SENZA UN’OFFERTA INFRASTRUTTURA PER LA LA BASE PRODUTTIVA DEL SUD DANNI AL PIL PER MILIARDI
Il Centro Studi della Coldiretti “Divulga” pochi mesi fa ci ha raccontato, in modo capillare ed esaustivo, che nel 2022 l’assenza di una adeguata offerta infrastrutturale nel comparto logistico ha prodotto un danno alla crescita economica di circa 92 miliardi di euro e di questo valore l’area del Mezzogiorno rappresentava oltre il 50%, cioè circa 45 miliardi di euro; in realtà la crescita presente in quelle due macro realtà urbane è motivata essenzialmente dalla capacità di realtà che, senza comparire, rendono possibile risultati che derivano proprio solo dal Sud.

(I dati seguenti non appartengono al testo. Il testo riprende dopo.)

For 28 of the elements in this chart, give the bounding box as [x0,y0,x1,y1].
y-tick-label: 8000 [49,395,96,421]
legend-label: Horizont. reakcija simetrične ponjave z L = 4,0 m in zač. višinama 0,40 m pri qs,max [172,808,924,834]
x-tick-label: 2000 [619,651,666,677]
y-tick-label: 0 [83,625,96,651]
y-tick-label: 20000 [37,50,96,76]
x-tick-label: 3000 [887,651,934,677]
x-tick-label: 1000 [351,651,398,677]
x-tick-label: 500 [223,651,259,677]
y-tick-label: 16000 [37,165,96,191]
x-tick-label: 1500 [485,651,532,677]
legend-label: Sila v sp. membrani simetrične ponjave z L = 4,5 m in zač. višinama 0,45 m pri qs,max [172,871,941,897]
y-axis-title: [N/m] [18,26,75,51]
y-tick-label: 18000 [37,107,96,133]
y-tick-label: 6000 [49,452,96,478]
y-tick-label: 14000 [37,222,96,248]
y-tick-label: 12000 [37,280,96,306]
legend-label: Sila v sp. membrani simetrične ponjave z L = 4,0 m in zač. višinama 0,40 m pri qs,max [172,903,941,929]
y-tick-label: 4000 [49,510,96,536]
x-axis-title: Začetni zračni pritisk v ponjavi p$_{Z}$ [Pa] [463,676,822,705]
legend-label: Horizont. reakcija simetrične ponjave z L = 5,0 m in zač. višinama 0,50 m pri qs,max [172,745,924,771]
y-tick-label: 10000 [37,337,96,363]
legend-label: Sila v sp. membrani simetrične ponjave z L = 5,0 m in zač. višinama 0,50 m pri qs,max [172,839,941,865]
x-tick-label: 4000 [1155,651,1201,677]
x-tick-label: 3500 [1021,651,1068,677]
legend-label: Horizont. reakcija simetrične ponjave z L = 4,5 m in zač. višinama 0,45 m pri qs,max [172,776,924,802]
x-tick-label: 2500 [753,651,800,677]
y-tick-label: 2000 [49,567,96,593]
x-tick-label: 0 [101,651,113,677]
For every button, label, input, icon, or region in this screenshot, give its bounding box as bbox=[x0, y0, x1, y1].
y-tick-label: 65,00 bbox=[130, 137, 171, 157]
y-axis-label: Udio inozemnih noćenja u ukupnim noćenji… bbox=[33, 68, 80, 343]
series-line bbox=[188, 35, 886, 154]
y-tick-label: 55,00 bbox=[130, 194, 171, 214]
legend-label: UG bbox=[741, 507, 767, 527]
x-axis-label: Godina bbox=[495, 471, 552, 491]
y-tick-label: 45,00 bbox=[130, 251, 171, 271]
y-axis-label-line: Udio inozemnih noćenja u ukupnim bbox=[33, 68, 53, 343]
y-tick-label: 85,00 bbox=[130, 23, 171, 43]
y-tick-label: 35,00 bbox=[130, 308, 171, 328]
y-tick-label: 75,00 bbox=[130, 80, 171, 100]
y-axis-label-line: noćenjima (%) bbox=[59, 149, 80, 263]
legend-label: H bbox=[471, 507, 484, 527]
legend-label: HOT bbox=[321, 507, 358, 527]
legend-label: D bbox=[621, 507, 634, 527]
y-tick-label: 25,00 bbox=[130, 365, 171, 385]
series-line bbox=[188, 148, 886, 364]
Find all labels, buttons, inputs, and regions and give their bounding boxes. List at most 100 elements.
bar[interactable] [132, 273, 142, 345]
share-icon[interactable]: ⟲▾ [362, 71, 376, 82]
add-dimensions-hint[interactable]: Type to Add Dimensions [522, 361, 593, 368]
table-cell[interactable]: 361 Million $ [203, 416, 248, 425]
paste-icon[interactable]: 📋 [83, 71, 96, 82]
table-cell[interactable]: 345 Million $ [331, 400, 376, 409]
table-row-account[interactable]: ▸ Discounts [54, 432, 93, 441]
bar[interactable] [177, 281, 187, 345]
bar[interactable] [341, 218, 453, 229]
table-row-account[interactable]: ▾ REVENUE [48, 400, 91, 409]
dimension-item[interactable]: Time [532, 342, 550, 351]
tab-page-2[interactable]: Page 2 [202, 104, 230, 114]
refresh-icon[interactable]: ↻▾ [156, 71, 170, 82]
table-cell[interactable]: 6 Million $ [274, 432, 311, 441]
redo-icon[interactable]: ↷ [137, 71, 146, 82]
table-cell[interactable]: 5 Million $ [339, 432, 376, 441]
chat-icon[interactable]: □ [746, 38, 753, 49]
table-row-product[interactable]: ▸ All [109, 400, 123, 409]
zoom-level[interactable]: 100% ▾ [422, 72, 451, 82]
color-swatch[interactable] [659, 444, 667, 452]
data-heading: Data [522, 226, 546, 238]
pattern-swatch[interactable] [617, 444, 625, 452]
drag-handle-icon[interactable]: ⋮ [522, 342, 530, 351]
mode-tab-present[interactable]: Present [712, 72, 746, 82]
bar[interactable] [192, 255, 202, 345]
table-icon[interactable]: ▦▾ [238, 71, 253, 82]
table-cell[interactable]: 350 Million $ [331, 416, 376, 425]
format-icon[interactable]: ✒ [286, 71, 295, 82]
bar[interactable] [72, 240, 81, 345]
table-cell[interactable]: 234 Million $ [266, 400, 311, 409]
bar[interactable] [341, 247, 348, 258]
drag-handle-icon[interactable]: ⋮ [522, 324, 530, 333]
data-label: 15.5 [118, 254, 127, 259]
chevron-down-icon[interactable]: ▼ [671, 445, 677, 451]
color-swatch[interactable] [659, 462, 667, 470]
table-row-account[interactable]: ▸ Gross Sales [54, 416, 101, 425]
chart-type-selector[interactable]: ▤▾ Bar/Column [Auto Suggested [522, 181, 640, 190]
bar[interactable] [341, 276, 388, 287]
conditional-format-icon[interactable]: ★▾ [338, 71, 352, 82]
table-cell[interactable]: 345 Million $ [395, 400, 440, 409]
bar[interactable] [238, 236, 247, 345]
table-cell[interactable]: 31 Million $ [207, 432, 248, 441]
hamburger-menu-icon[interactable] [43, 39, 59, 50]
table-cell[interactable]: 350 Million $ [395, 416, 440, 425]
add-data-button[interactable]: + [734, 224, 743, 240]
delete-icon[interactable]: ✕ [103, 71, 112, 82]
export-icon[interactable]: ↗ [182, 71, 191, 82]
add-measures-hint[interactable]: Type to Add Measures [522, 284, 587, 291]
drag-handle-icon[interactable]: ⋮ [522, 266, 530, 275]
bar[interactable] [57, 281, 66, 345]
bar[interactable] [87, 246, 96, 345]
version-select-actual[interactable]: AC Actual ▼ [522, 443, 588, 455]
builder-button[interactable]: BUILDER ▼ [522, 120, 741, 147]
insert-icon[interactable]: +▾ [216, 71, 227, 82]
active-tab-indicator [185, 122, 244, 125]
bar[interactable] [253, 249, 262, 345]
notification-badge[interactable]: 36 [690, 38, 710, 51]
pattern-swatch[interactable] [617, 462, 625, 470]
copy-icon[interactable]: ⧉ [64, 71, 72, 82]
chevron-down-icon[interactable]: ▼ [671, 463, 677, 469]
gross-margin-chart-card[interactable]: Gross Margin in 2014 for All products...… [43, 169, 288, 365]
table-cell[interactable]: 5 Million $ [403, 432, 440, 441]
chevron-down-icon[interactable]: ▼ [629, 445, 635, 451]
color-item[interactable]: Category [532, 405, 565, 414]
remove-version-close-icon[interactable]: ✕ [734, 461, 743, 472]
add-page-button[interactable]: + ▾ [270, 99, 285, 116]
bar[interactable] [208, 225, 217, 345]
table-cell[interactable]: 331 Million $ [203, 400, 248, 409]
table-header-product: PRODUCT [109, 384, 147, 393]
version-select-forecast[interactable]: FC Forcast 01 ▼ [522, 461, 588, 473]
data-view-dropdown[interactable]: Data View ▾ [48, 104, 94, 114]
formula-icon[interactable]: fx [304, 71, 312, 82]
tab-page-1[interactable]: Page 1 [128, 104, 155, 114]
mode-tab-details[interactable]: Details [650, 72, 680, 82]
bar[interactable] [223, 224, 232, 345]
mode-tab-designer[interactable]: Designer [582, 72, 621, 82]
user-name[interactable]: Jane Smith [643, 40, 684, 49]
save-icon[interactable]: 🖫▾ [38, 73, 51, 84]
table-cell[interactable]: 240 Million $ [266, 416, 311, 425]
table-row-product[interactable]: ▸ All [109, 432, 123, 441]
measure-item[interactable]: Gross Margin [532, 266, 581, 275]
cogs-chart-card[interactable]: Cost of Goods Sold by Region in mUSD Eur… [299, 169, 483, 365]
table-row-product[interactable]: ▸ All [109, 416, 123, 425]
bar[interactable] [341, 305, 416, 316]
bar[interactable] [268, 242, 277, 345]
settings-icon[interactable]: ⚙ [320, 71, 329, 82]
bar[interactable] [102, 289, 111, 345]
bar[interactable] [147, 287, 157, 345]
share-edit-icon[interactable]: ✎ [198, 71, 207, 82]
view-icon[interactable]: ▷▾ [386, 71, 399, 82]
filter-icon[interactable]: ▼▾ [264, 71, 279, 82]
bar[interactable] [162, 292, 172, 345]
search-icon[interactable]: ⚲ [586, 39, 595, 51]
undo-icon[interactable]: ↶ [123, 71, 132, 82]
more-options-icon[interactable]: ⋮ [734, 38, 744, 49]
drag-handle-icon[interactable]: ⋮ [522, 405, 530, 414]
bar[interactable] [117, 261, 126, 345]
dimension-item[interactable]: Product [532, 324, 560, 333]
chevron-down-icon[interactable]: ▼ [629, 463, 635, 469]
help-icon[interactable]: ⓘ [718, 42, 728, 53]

Lo abbiamo capito tardi e lo abbiamo capito proprio simulando queste macro aggregazioni; questo approfondimento sicuramente sarà bene utilizzarlo sia nella lettura delle “autonomie regionali differenziate”, sia dei Livelli Essenziali delle Prestazioni (Lep) ed un simile approccio, a mio avviso, servirà sia a confermare la nuova narrazione sul Sud emersa già nel Festival Euromediterraneo dello scorso anno, sia a creare, insisto fino alla noia dopo 74 anni, strumenti ed organismi davvero capaci per leggere ed al tempo stesso interpretare fenomeni che, specialmente durante i Governi Conte 1 e 2 e, purtroppo, anche Draghi, erano stati sempre affrontati con la logica davvero “offensiva” del 30% delle risorse degli investimenti globali da assegnare al Sud; purtroppo dichiarazione rimasta sempre una “buona intenzione”.
Forse tutto questo sarà bene inserirlo nella prossima “Carta di Napoli Due”.